Mas, por outro lado, todo o movimento em que a classe operária enfrenta, como classe, as classes dominantes e tenta obrigá-las por meio de uma pressure from without (pressão de fora) é um political movement. A tentativa de impor aos capitalistas isolados uma redução do tempo de trabalho numa só fábrica ou num dado ramo industrial por meio de strikes (greves), etc., é um movimento puramente econômico; em contrapartida, o movimento para impor uma lei das oito horas, etc., é um movimento político. E deste modo surge em toda a parte, a partir dos movimentos econômicos isolados dos operários, um movimento político, um movimento da classe, para impor os seus interesses de uma forma geral, de uma forma que possua força geral, socialmente coativa. Se estes movimentos supõem uma certa organização previous (prévia), eles são na mesma medida, por seu lado, meio do desenvolvimento dessa organização.
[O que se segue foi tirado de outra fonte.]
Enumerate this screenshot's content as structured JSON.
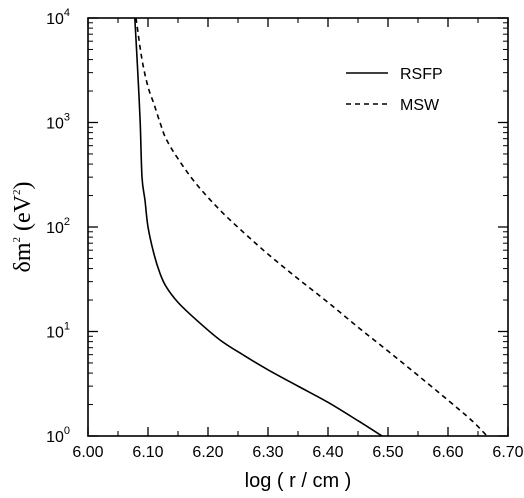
{
  "chart_data": {
    "type": "line",
    "title": "",
    "xlabel": "log ( r / cm )",
    "ylabel": {
      "prefix": "δm",
      "sup1": "2",
      "mid": " (eV",
      "sup2": "2",
      "suffix": ")"
    },
    "xlim": [
      6.0,
      6.7
    ],
    "ylim": [
      1,
      10000
    ],
    "yscale": "log",
    "grid": false,
    "legend_position": "top-right",
    "x_ticks": [
      "6.00",
      "6.10",
      "6.20",
      "6.30",
      "6.40",
      "6.50",
      "6.60",
      "6.70"
    ],
    "y_ticks": [
      {
        "base": "10",
        "exp": "0"
      },
      {
        "base": "10",
        "exp": "1"
      },
      {
        "base": "10",
        "exp": "2"
      },
      {
        "base": "10",
        "exp": "3"
      },
      {
        "base": "10",
        "exp": "4"
      }
    ],
    "series": [
      {
        "name": "RSFP",
        "style": "solid",
        "color": "#000000",
        "x": [
          6.078,
          6.083,
          6.087,
          6.09,
          6.095,
          6.1,
          6.11,
          6.12,
          6.13,
          6.15,
          6.18,
          6.22,
          6.26,
          6.3,
          6.35,
          6.4,
          6.45,
          6.49
        ],
        "y": [
          10000,
          3000,
          1000,
          300,
          180,
          100,
          55,
          36,
          27,
          19,
          13,
          8.3,
          5.9,
          4.3,
          3.0,
          2.1,
          1.4,
          1.0
        ]
      },
      {
        "name": "MSW",
        "style": "dashed",
        "color": "#000000",
        "x": [
          6.08,
          6.09,
          6.1,
          6.11,
          6.12,
          6.13,
          6.15,
          6.18,
          6.22,
          6.26,
          6.3,
          6.35,
          6.4,
          6.45,
          6.5,
          6.55,
          6.6,
          6.64,
          6.665
        ],
        "y": [
          10000,
          4000,
          2200,
          1500,
          1000,
          700,
          450,
          260,
          145,
          88,
          55,
          32,
          19,
          11,
          6.5,
          3.8,
          2.2,
          1.4,
          1.0
        ]
      }
    ]
  }
}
Onde a classe operária ainda não está suficientemente avançada na sua organização para empreender uma campanha decisiva contra a violência coletiva e a violência política das classes dominantes, ela tem, de qualquer modo, de ser ensinada por meio de agitação permanente (e de uma posição hostil) contra a política das classes dominantes. Caso contrário, a classe operária continuará a ser uma bola de jogar nas suas mãos, como a revolução de setembro em França[3] demonstrou e como, até certo ponto, está demonstrando o jogo que o senhor Gladstone e Cia. conseguem fazer com êxito até hoje na Inglaterra.

Londres, 23 de novembro de 1871

Karl Marx

Notas: [1] mutualistas: assim designavam a si próprios, nos anos 60 do século XIX, os proudhonistas, que apresentavam o plano reformista pequeno-burguês de libertação dos trabalhadores por meio da organização de ajuda mútua (criação de cooperativas, de sociedades de socorros mútuos, etc.). [2] Referência às seguintes resoluções da Conferência de Londres de 1871: “Sobre as designações de conselhos nacionais, etc.” (resolução II, pontos 1, 2, 3), “Sobre a ação política da classe operária” (resolução IX), “Sobre a Aliança da Democracia Socialista” (resolução XVI) e “Sobre a cisão na Suíça Francesa” (resolução XVII). [3] A de Setembro de 1870 em Paris, depois de recebida a notícia da derrota do exército francês em Sedan, teve lugar uma ação revolucionária das massas populares que conduziu à queda do regime do Segundo Império e à proclamação da república. Contudo, no governo provisório então formado entraram, além de republicanos moderados, também elementos monárquicos. Este governo, encabeçado pelo governador militar de Paris, Trochu, e por Thiers, o seu verdadeiro inspirador, tomou, refletindo as tendências capitulacionistas dos círculos burgueses e latifundiários da França e o seu medo das massas populares, a via da traição nacional e do entendimento com o inimigo externo.